Our Mission: To advance man’s quest for excellence
Our Creed: I believe in Sigma Pi, a Fellowship of kindred minds, united in Brotherhood to advance Truth and Justice, to promote Scholarship, to encourage Chivalry, to diffuse Culture, and to develop Character, in the Service of God and Man; and I will strive to make real the Fraternity's ideals in my own daily life.
On January 26, 1897, Miss Charlotte N. Malotte, a professor of Latin and French at Vincennes University, spoke on the subject of 'College Fraternities' which sparked the interest of several students. Then, on the afternoon of February 26, a new fraternity had its first meeting. When, after a long session, the meeting adjourned, a literary society had been born, though it was yet unnamed.
The founders of the Fraternity were William Raper Kennedy, James Thompson Kingsbury, George Martin Patterson, and Rolin Rosco James. The first three were seniors; James was a freshman.
Samuel and Maurice Bayard were the first initiates. They were made members of the Fraternity before a name was selected or a constitution adopted. At the Bayard house, where the first meetings were held, the constitution was written and the first ritual was developed and used in the loft of the family's carriage house.
According to history, the mother of the first two initiates, Mrs. Bayard, took a deep interest in the organization and used her influence to steer Tau Phi Delta in the right direction. On one occasion she entered the library of her home to find a meeting of the Fraternity in progress. The business of the hour was the adoption of an appropriate motto. No satisfactory agreement on the subject had been reached. Taking a volume of Robert Browning's poems from a shelf, she turned to 'A Death In The Desert', and read:
Progress, man's distinctive mark alone, Not God's, and not the beasts'; God is, they are. Man partly is and wholly hopes to be.
Thus, the motto had been found.
Tau Phi Delta was hardly a fraternity chapter, as that term is now understood. Rather, it was a combination of the fraternity idea and the old style literary society, the like of which flourished in almost every college in the United States in the 19th century. However, Tau Phi Delta possessed the characteristics of a fraternity chapter. It was strictly secret and possessed a password and a grip and included an initiation ritual. Its badge was a simple black shield, with a border of gold, upon which were displayed the Greek letters ΤΦΔ. The colors were black and gold, and the red clover was the official flower.

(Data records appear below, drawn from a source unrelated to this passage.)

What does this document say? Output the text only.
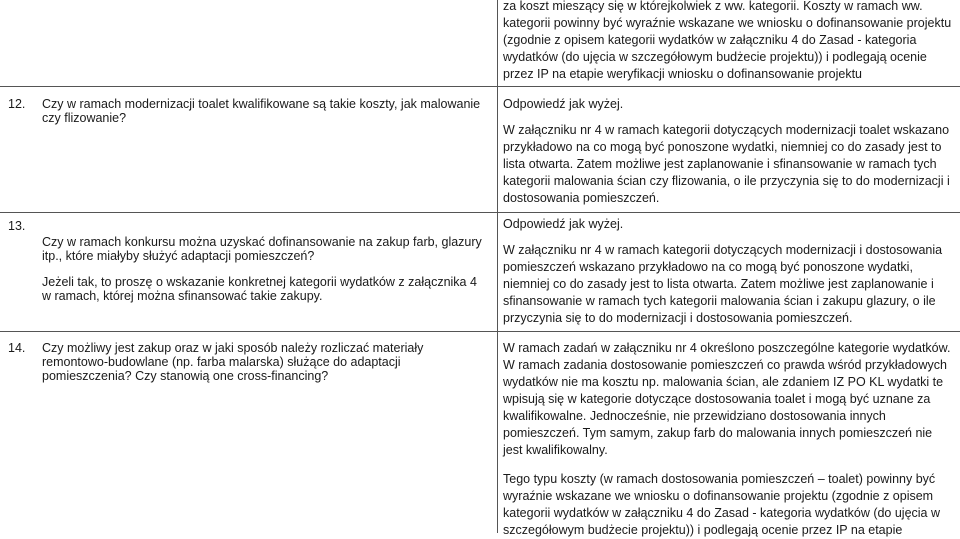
za koszt mieszący się w którejkolwiek z ww. kategorii. Koszty w ramach ww. kategorii powinny być wyraźnie wskazane we wniosku o dofinansowanie projektu (zgodnie z opisem kategorii wydatków w załączniku 4 do Zasad - kategoria wydatków (do ujęcia w szczegółowym budżecie projektu)) i podlegają ocenie przez IP na etapie weryfikacji wniosku o dofinansowanie projektu

12. Czy w ramach modernizacji toalet kwalifikowane są takie koszty, jak malowanie czy flizowanie?

Odpowiedź jak wyżej.

W załączniku nr 4 w ramach kategorii dotyczących modernizacji toalet wskazano przykładowo na co mogą być ponoszone wydatki, niemniej co do zasady jest to lista otwarta. Zatem możliwe jest zaplanowanie i sfinansowanie w ramach tych kategorii malowania ścian czy flizowania, o ile przyczynia się to do modernizacji i dostosowania pomieszczeń.

13.

Czy w ramach konkursu można uzyskać dofinansowanie na zakup farb, glazury itp., które miałyby służyć adaptacji pomieszczeń?

Jeżeli tak, to proszę o wskazanie konkretnej kategorii wydatków z załącznika 4 w ramach, której można sfinansować takie zakupy.

Odpowiedź jak wyżej.

W załączniku nr 4 w ramach kategorii dotyczących modernizacji i dostosowania pomieszczeń wskazano przykładowo na co mogą być ponoszone wydatki, niemniej co do zasady jest to lista otwarta. Zatem możliwe jest zaplanowanie i sfinansowanie w ramach tych kategorii malowania ścian i zakupu glazury, o ile przyczynia się to do modernizacji i dostosowania pomieszczeń.

14. Czy możliwy jest zakup oraz w jaki sposób należy rozliczać materiały remontowo-budowlane (np. farba malarska) służące do adaptacji pomieszczenia? Czy stanowią one cross-financing?

W ramach zadań w załączniku nr 4 określono poszczególne kategorie wydatków. W ramach zadania dostosowanie pomieszczeń co prawda wśród przykładowych wydatków nie ma kosztu np. malowania ścian, ale zdaniem IZ PO KL wydatki te wpisują się w kategorie dotyczące dostosowania toalet i mogą być uznane za kwalifikowalne. Jednocześnie, nie przewidziano dostosowania innych pomieszczeń. Tym samym, zakup farb do malowania innych pomieszczeń nie jest kwalifikowalny.

Tego typu koszty (w ramach dostosowania pomieszczeń – toalet) powinny być wyraźnie wskazane we wniosku o dofinansowanie projektu (zgodnie z opisem kategorii wydatków w załączniku 4 do Zasad - kategoria wydatków (do ujęcia w szczegółowym budżecie projektu)) i podlegają ocenie przez IP na etapie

In the winter of 1903-04 the Fraternity ceased to meet in the college building and rented a small cottage at 110 South Third Street in Vincennes. This building was occupied until the end of the college year and is considered the first chapter house occupied by the Fraternity.
Tau Phi Delta first began to show signs of expansion in about 1904-05. The beginning of the college year found three members of the Fraternity attending the University of Illinois and seven at Indiana University. In May, 1905, the members at Indiana effected an organization and petitioned the Vincennes chapter for authority to establish a second chapter there. The petition was denied. The members felt the proposed chapter would be unable to compete with the fraternities on the state university campus. During that year also, the organization first began to officially call itself a fraternity, and steps were taken toward incorporation under the laws of Indiana.
February 11, 1907, is a significant date in the Fraternity's history. It was then the members last assembled as Tau Phi Delta and first assumed the name of Sigma Pi Fraternity of the United States. Soon after the name change, Sigma Pi embarked on a program of establishing chapters on other campuses.
In 1984, the Fraternity again changed its name. At the 37th Biennial Convocation, Sigma Pi became an international fraternity by accepting its first Canadian chapter. This international status required the Fraternity to become Sigma Pi Fraternity, International. Today, Sigma Pi is comprised of 123 active chapters, 6 colonies, over 95,000 alumni.